Dettagli dell'inchiesta e contesto
Secondo quanto riportato da fonti locali, l'indagine trae origine da una denuncia presentata alla fine del 2020 da un'associazione per la difesa dei diritti umani presso la presidenza del ministero pubblico. La denuncia conteneva sospetti su un uso improprio dei fondi pubblici nella gestione comunale di Jerada. Tra le irregolarità segnalate vi sono spese di carburante ritenute eccessive per una realtà comunale di tali dimensioni, l'impiego di veicoli e mezzi segnalati come non funzionanti, e la copertura di spese che avrebbero dovuto riguardare altre amministrazioni.

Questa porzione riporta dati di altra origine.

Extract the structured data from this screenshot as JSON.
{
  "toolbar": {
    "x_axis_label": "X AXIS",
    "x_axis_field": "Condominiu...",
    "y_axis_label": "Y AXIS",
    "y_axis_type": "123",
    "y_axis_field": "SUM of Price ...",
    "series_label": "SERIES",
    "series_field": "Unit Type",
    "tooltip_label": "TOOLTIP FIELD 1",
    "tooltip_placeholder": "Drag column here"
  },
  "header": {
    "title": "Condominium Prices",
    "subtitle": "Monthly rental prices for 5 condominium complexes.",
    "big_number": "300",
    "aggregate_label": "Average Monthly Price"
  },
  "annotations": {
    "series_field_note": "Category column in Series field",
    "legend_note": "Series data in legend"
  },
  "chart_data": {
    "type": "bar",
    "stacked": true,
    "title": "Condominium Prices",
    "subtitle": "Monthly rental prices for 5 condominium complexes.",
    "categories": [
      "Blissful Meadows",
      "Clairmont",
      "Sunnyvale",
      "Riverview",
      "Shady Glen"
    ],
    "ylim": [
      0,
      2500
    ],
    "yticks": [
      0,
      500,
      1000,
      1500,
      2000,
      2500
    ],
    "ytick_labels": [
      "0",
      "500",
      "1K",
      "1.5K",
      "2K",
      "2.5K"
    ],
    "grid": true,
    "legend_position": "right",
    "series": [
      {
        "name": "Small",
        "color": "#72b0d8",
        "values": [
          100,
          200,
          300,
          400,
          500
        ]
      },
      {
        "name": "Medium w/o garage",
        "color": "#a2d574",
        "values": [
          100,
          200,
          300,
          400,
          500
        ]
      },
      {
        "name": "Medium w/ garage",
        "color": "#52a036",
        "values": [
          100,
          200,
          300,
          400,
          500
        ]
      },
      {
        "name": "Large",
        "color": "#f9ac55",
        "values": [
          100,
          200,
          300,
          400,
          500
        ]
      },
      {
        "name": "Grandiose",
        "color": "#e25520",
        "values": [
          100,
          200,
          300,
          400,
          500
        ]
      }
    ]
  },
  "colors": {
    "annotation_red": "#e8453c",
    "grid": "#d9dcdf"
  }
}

Inoltre, il dossier evidenzia un aumento sospetto del numero di lavoratori comunali tra il 2016 e il 2019, con diverse persone risultate assenti o non operative. Altri punti critici riguardano abbonamenti telefonici, sovvenzioni ad associazioni e l'uso personale di veicoli di servizio. Va sottolineato che Mbarka Toutou era già stata coinvolta in un precedente procedimento giudiziario, da cui era uscita assoldata da accuse gravi relative alla gestione della comune di Jerada.
Impatto per i marocchini in Italia
Questa vicenda sottolinea l'attenzione crescente verso la trasparenza nella gestione pubblica in Marocco, un tema che interessa anche la comunità marocchina residente in Italia, che segue con interesse gli sviluppi politici e giudiziari del proprio paese d'origine.